Other companies with stronger finances or different investors might have more flexibility in managing the transition from print to digital. But it won’t be easy for any company to do.


[1] An estimated $4.2 billion of $38.6 billion in total industry revenue according to the Newspaper Association of America.

Wednesday, May 5, 2010

Thoughts on the proposed sale of Newsweek and what it means

The Washington Post Co., a bastion of journalistic excellence, wants to sell Newsweek because the magazine keeps losing money.

This development illustrates why some proposals for preserving first-class newspapers and magazines are unlikely to succeed.

The company has owned Newsweek since 1961. The company's record of journalistic excellence rests on reporting in both the Washington Post newspaper and in Newsweek.  Despite this fact, the Post Co. has for years not relied on either publication to ensure its economic survival.

The majority of revenue at the Post Co. comes from the educational testing giant Kaplan. The long-term decline in print advertising revenues has forced the company to use Kaplan's earnings to offset losses from the continued operation of Newsweek and the Post newspaper. This could not be sustained, so the Post is now forced to try and sell Newsweek.

What does this mean for other journalistic organizations?

First, Newsweek has tried to adapt to the digital world where a week's delay publishing news or commentary is far too long to satisfy audiences. This report says Newsweek's "digital side" generated just $8 million last year, too little to pay for the magazine's production.

The cost of producing print newspapers and magazines is relatively high.  But advertising revenue per reader in print is also relatively high.  The cost of producing digital news is much lower, but ad revenue per reader is much, much smaller than print revenue. Print journalism organizations face the problem of transitioning from high-cost high-revenue markets where audiences are still sizable, but stagnant, to low-revenue markets where audiences are growing.

Newsweek probably had unusual support for making this transition because the Post Co. is controlled by the Graham family, which has a commitment to journalism.  The family was probably more willing than other Post Co. stockholders to subsidize losses at Newsweek while trying to make the transition work.
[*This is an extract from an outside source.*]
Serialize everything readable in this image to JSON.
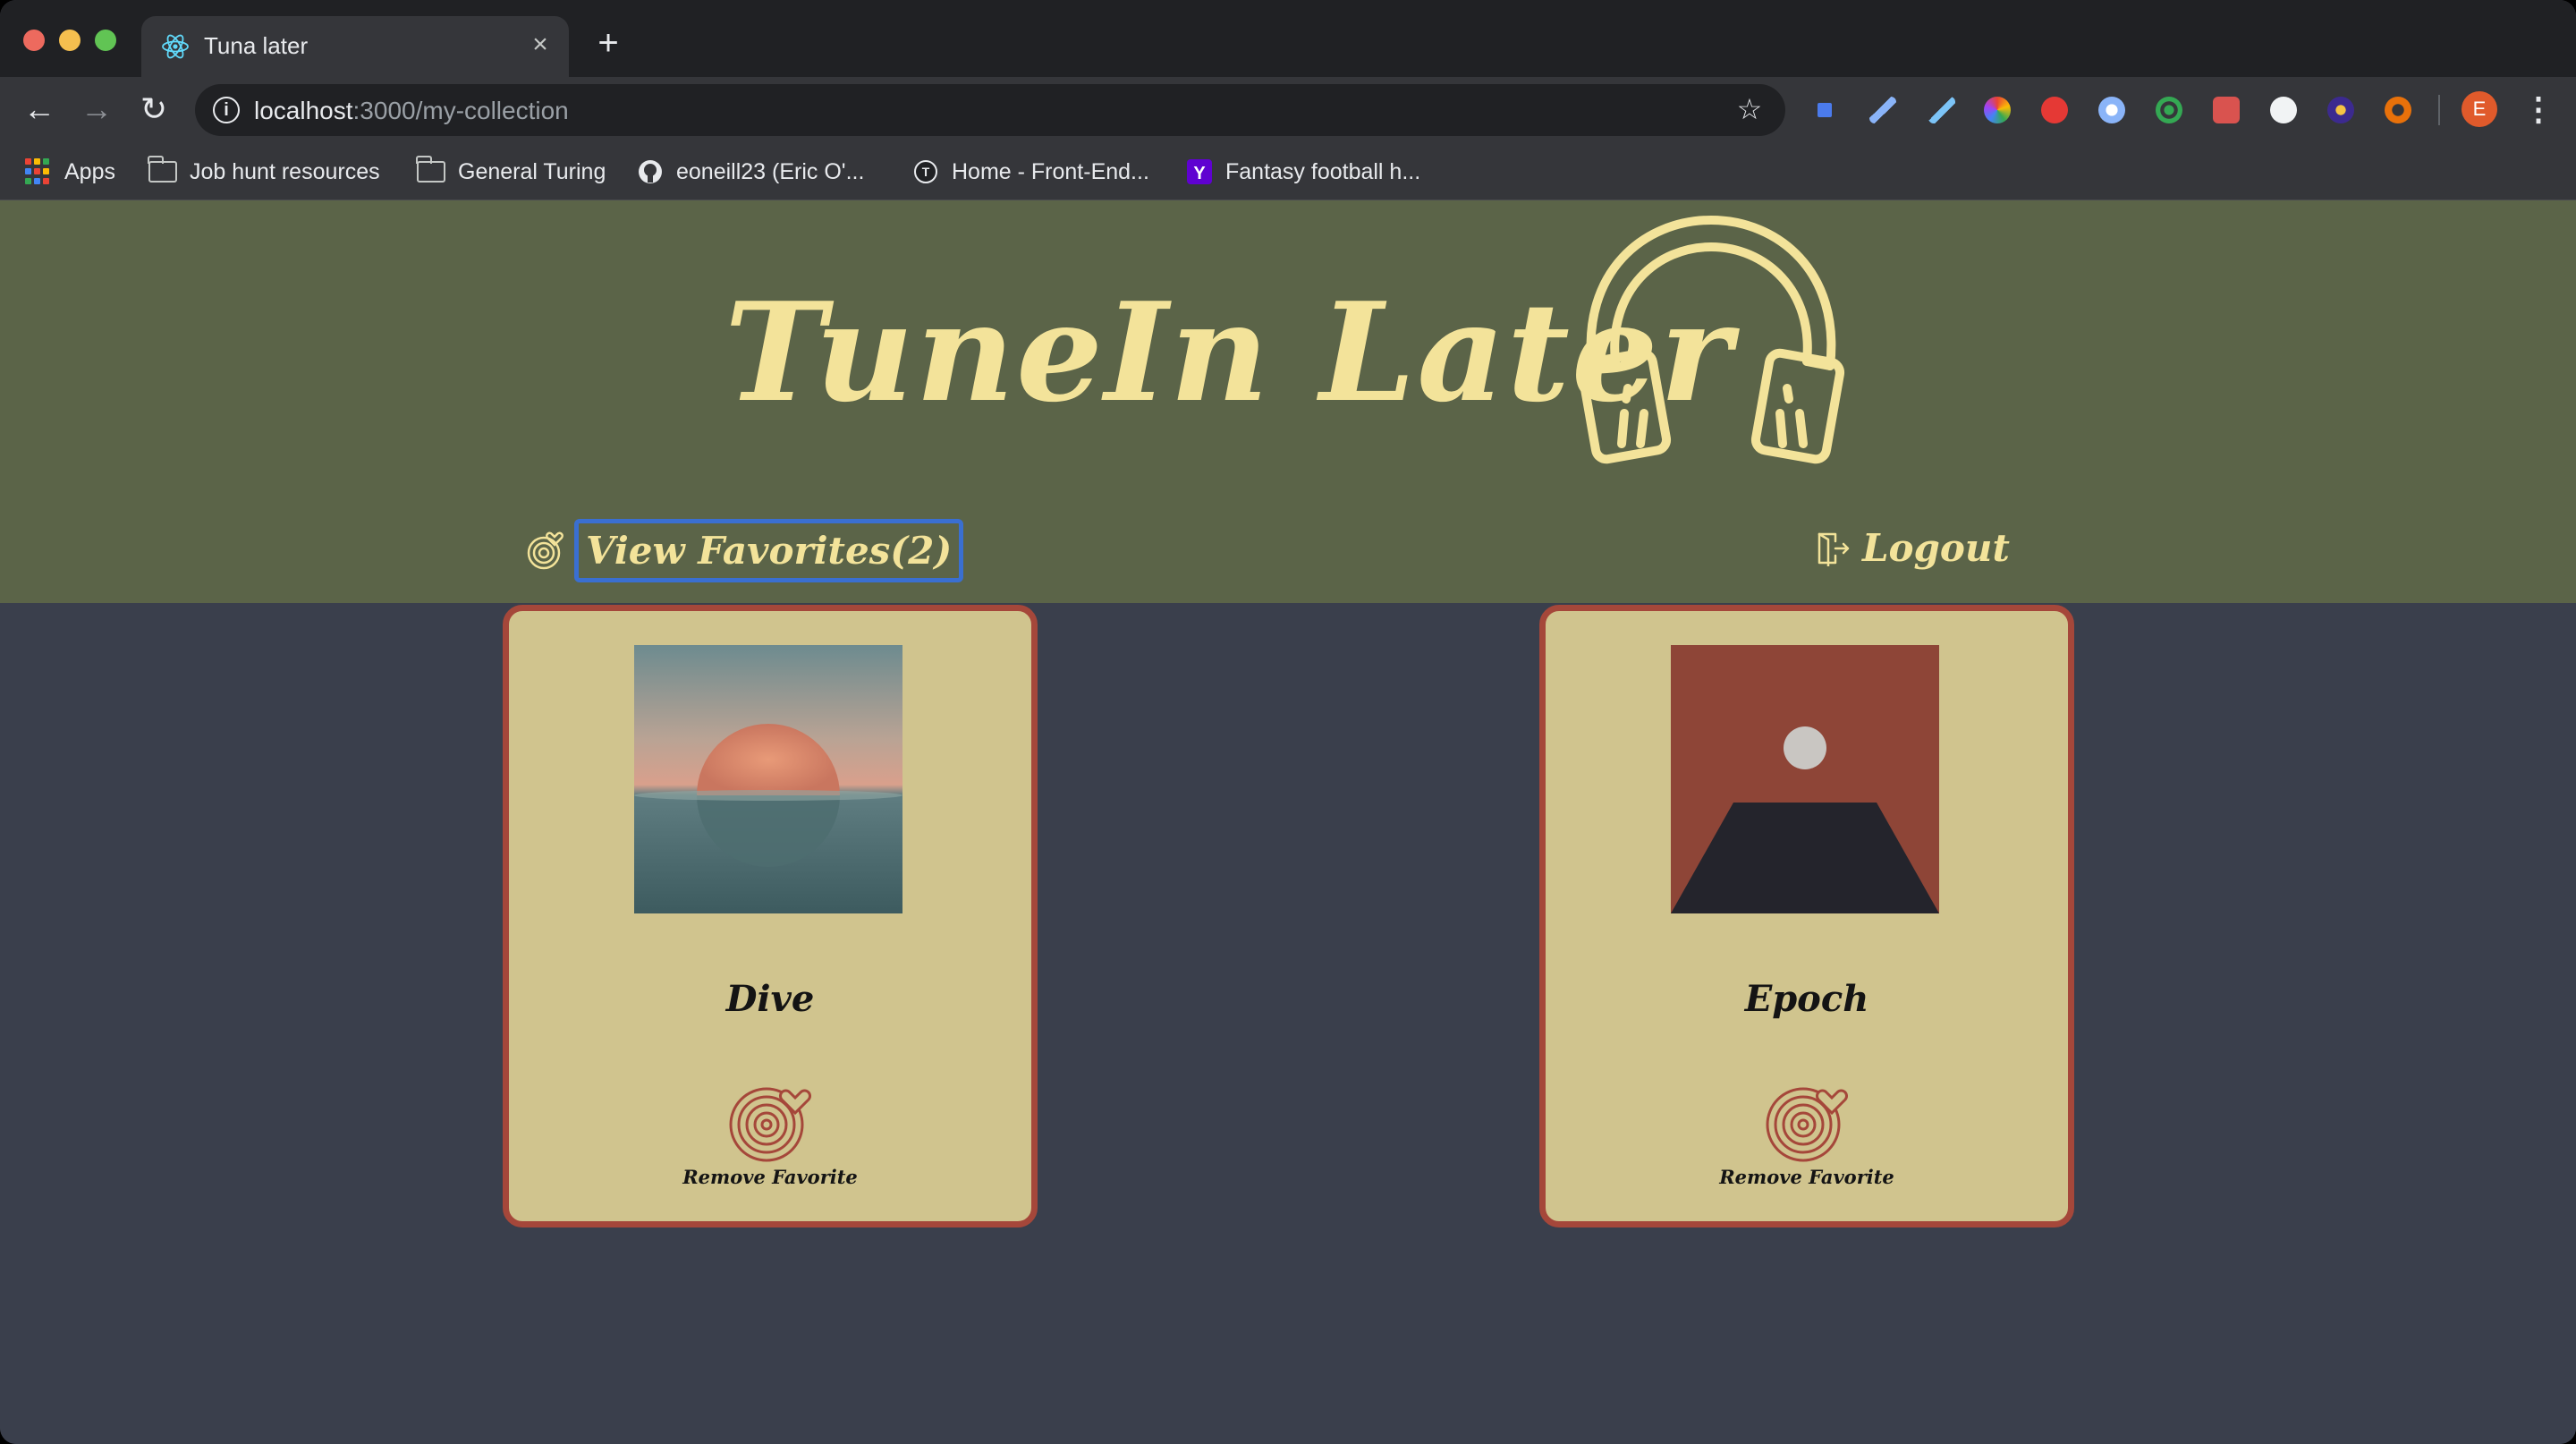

But in the end, no company can afford to keep losing money in one division and subsidize the losses with profits from another division. At some point, the company's ability sustain itself will be questioned.

So the second lesson is that suggestions for subsidizing journalism -- with profit-making parts of a company, with donors or endowments, or with government funds -- ignore a fundamental economic reality. Journalism that cannot sustain itself economically will always be at risk of economic failure.